FIg:2 — Reparametrized Trick used to push Gradients for Training

So the trick goes as follows, if you see the latent vector then it can be seen as the sum of the mu, which is the parameter you are learning, sigma which is also the parameter we are learning and multiplied by epsilon, this epsilon is where we put the stochastic part. This epsilon is always gonna be guassian with zero mean and standard deviation of 1. So the process is we gonna sample from epsilon, multiplied by sigma and add it with mu to have latent vector. So mu and sigma are the only things we have to train and it would be possible to push the gradients to decrease the error and train the network. The epsilon, is ok not to be trained. We need the stochasticity which would help us in generating the images. This can be seen in below figure 3.

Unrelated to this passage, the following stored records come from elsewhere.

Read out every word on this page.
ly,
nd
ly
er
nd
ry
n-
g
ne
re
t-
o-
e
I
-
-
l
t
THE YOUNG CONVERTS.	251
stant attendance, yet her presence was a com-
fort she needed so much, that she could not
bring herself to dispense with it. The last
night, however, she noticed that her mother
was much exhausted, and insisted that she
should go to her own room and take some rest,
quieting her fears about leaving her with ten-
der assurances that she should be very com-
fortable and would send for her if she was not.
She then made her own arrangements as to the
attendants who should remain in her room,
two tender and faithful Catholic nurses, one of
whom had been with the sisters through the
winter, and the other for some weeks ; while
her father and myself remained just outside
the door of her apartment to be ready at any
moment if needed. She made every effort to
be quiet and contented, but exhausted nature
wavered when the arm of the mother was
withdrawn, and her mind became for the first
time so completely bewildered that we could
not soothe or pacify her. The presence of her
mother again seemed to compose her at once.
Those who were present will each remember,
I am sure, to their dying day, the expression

Fig:3 — Sampled Vector Representation for Gradient tuning

Code — Image Generation

Here, I will be using Tensorflow-Keras framework of python to train VAE and generate images. Let’s import the required libraries to start with.

import os
import cv2
import numpy as np
import matplotlib.pyplot as plt
import tensorflow as tf; tf.compat.v1.disable_eager_execution()
from tensorflow.keras import backend as K
from tensorflow.keras.layers import Input, Dense, Conv2D, Conv2DTranspose, Flatten, Lambda, Reshape
from tensorflow.keras.models import Model
from tensorflow.keras.losses import binary_crossentropy
from tensorflow.keras.datasets import mnist
np.random.seed(25)
tf.executing_eagerly()

Before jumping on to the code, let’s write all the functions that we will be using iteratively. Few of the iterative function we will be using is latent vector calculation, loss function, displaying the image.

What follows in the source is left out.